UPDATE (March 29th) -
Thank you to everyone that expressed interest in attending the Machine Learning Group. It's great to see this much interest and enthusiasm for Sebastian's proposal!
Good news - Sebastian has capacity to run 2 separate Machine Learning Study groups in tandem over the coming months.These groups will consist of members at Expert/Intermediate level - based on answers to the expression of interest RSVP questions (and as such this activity is closed to new RSVPs).
This most experienced respondents to "Expression of Interest" have been invited to attend the kick off meeting in the first instance.
Having twenty in a study group would be unmanageable once reading begins. So those attending on the night will be split into the two smaller study groups for the remaining 7 sessions (we will divide the groups so they have 8-11 participants each)
At this point in time we are unable to cater to beginners. We are looking for ways to do this in the future. So, we are retaining the list of everyone who expressed interest. They would be given first opportunity if a beginner group forms. If anyone not attending would like to lead a study group, please ask them to email Louise or Eugene.
Over the past few weeks, several other members followed up with me to say they wish they'd had a chance to RSVP before the activity closed. Clearly there is a lot of interest in this concept and/or topic. If it works well and there is demand - it can occur again.
UPDATE- We will be taking up to 40 expressions of interest before closing the activity. Due to popular response, Sebastian is considering running two separate groups on different dates - an expert group and a less experienced group. Each group would have a maximum of 11 participants. The expert group will kick off on Tuesday April 9th. *********************
Inviting Sydney suRf members to participate in an 8 session
Machine Learning study group, starting on Tuesday April 9th at the Sydney CBD
Meetings will probably occur every 2-4 weeks. Frequency will be discussed at this meeting. If participants have capacity, we may even be able to meet weekly.
Ideally participants will have :
- good familiarity with R, including R programming experience
- some understanding of Bayesian and frequentist statistics
The group will meet 8 times to discuss some sections of “Machine Learning for Hackers”, by Drew Conway and John Myles White. http://shop.oreilly.com/product/0636920018483.do
There is no charge for this study group, however places are limited (12 places maximum). The tentative program appears at the bottom of the page.
When the group meets, we will briefly review the main concepts and attempt to solve any queries. Then we will share other resources, such as statistical methods or software that could be used in addition to those in the book. A collaborative environment will be encouraged.
By participating in this study group, you will learn some of the more popular machine learning techniques and their implementation in R.

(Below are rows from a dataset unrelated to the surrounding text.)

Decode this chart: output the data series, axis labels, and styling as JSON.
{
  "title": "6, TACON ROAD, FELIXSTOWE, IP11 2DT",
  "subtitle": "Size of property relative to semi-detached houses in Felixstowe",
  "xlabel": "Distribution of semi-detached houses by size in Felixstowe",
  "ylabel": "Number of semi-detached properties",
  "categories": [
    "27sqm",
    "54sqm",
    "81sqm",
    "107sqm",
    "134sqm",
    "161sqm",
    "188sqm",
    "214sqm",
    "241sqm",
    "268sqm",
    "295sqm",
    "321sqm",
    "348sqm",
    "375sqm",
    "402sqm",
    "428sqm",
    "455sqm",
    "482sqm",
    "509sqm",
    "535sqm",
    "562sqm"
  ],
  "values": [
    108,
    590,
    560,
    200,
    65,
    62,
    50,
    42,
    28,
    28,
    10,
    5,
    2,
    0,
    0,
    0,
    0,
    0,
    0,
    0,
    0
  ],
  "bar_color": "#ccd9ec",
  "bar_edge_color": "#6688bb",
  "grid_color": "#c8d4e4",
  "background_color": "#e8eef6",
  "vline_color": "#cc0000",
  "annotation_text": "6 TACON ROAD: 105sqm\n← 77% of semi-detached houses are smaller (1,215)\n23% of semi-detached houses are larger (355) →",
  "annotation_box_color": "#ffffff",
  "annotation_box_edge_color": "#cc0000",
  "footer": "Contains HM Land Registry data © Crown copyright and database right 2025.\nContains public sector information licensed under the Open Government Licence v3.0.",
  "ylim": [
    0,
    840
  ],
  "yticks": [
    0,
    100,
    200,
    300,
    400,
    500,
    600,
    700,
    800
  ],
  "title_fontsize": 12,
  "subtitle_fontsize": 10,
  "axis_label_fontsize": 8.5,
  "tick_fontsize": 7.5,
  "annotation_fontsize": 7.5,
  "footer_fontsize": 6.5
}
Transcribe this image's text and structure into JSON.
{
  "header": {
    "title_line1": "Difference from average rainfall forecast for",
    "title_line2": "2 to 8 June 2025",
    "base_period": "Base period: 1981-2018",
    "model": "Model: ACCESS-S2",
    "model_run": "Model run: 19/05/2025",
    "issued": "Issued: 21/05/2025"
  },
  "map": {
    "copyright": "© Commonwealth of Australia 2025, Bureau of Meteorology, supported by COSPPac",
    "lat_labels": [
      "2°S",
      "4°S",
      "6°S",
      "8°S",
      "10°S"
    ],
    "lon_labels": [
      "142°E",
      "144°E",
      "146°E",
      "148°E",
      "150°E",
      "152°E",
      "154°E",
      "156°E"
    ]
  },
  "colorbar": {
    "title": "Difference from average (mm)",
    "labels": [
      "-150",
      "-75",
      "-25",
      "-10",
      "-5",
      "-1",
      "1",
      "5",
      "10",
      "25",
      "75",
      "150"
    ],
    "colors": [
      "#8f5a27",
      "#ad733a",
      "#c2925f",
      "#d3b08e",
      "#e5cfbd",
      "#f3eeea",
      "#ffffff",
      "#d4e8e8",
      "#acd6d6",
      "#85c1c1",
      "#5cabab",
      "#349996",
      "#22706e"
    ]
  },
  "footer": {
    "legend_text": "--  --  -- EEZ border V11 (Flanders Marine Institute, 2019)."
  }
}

A good motivational video is available here: http://www.infoq.com/presentations/Machine-Learning , and here is an introductory video by the authors http://oreillynet.com/pub/e/2353
To express interest in attending, please RSVP by Thursday March 29th. When you RSVP,we will ask you some questions about your availability and your experience with R. This will enable our study group leader (Sebastian) to make final decisions about the program.
Please ensure you answer all the questions when you RSVP.
***** Tentative Programme *****
Meeting 1 – April 9th 2013 - Informal discussion to get the group started.
This includes reviewing the programme and deciding on a venue, depending on the size of the group and the interests of the attendees.
Meeting 2 - Chapters 1 and 2 in the book: R for machine learning and Data exploration
This includes some graphics in ggplot2 and other useful tool in R
Meeting 3 – Chapters 3 and 4: Classification: Spam filtering, and Ranking: Priority inbox.
These chapters use an example of Naive Bayes applied to email data.
Meeting 4 – Chapter 5 and 6: Regression: predicting pageviews, and Regularization: Text regressions.
This chapter is a quick overview of linear regression and its use in predicting website views. An additional discussion can include poisson and logistic regression.
Meeting 5 – Chapters 7 and 8: Optimization: Breaking codes, and PCA: Building a market index
An additional topic can be single variable decomposition (svd), since PCA is a subcase of SVD.
Meeting 6 – Chapters 9: MDS: Visually Exploring US Senator Similarity
Although the material if not very complicated, this chapter covers extensive data munging. Therefore some discussion on other data manipulation techniques can be relevant at this stage.
Meeting 7 – Chapter 10: kNN: Recommendation systems
The algorithm used in this chapter is not very complicated. But it has many applications and pitfalls, which open room for more technical discussion.
Meeting 8 – Chapters 11 and 12: Analyzing Social Graphs, and Model Comparison
This includes Support vector machine and web scraping, which might be of special interest. If necessary, this meeting can be extended to two sessions.